In Clojure, promise, future, and delay are promise-like objects. They all represent a computation that clients can await by using deref (or @). Clients reuse the result, so that the computation is not run several times.

They differ in the way the computation is performed:

  • future will start the computation in a different worker thread. deref will block until the result is ready.

  • delay will perform the computation lazily, when the first client uses deref, or force.

  • promise offers most flexibility, as its result is delivered in any custom way by using deliver. You use it when neither future or delay match your use case.

I think chapter 9 of Clojure for the Brave has the best explanation of the difference between delay, future, and promise.

The idea which unifies these three concepts is this: task lifecycle. A task can be thought of as going through three stages: a task is defined, a task is executed, a task's result is used.

Some programming languages (like JavaScript) have similarly named constructs (like JS's Promise) which couple together several (or all) of the stages in the task lifecycle. In JS, for instance, it is impossible to construct a Promise object without providing it either with the function (task) which will compute its value, or resolveing it immediately with a constant value.
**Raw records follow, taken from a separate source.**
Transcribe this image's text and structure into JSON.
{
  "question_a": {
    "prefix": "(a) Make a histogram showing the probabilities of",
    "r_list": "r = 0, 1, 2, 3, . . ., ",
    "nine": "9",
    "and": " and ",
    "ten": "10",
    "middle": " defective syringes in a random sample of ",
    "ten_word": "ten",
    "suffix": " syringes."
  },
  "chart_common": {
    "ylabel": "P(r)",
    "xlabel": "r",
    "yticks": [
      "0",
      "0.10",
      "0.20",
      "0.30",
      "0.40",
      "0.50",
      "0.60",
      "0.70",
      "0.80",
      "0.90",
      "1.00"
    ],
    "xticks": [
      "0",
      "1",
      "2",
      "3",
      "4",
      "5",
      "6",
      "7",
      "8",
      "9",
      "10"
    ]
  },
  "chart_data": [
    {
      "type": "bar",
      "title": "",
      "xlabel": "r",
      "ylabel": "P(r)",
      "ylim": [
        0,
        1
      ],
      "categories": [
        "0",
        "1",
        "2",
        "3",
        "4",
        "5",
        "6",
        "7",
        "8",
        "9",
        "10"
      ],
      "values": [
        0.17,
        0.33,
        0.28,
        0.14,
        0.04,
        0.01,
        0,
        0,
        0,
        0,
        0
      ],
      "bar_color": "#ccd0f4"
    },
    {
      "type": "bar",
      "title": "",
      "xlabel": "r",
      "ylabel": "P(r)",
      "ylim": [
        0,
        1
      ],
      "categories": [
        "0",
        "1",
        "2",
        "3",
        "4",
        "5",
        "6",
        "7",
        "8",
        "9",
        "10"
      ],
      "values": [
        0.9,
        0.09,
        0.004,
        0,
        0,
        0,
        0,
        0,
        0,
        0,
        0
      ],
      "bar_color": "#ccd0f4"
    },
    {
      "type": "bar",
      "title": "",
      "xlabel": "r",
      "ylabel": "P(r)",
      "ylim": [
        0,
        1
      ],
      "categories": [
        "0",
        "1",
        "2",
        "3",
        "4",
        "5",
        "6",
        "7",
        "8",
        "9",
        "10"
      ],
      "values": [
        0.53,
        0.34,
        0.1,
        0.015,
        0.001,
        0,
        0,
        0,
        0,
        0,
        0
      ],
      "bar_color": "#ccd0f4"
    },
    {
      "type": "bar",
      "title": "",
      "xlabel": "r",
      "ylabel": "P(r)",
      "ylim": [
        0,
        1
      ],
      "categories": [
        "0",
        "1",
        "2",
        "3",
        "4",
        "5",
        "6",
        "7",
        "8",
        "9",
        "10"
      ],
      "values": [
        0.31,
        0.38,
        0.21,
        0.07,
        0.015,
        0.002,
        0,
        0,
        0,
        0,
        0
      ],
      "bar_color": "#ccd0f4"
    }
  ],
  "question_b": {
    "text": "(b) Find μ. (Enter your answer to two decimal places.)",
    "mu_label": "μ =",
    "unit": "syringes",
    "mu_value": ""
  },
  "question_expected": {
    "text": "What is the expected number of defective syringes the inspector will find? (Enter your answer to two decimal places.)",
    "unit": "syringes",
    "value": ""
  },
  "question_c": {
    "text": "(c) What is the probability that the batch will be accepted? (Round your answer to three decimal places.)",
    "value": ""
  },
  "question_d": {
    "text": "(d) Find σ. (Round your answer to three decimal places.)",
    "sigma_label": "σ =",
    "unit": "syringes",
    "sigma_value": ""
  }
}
Clojure, however, eschews such coupling, and for this reason it has three separate constructs, each corresponding to a single stage in the task lifecycle.

  1. delay: task definition
  2. future: task execution
  3. promise: task result

Each construct is concerned with its own stage of the task lifecycle and nothing else, thus disentangling higher order constructs like JS's Promise and separating them into their proper parts.

We see now that in JavaScript, a Promise is the combination of all three Clojure constructs listed above. Example:

const promise = new Promise((resolve) => resolve(6))

Let's break it down:

  1. task definition: resolve(6) is the task.
  2. task execution: there is an implied execution context here, namely that this task will be run on a future cycle of the event loop. You don't get a say in this; you can't, for instance, require that this task be resolved synchronously, because asynchronicity is baked into Promise itself. Notice how in constructing a Promise you've already scheduled your task to run (at some unspecified time). You can't say "let me pass this around to a different component of my system and let it decide when it wants to run this task".
  3. task result: the result of the task is baked into the Promise object and can be obtained by thening or awaiting. There's no way to create an "empty" promised result to be filled out later by some yet unknown part of your system; you have to both define the task and simultaneously schedule it for execution.

PS: The separation which Clojure imposes allows these constructs to assume roles for which they would have been unsuited had they been tightly coupled. For instance, a Clojure promise, having been separated from task definition and execution, can now be used as a unit of transfer between threads.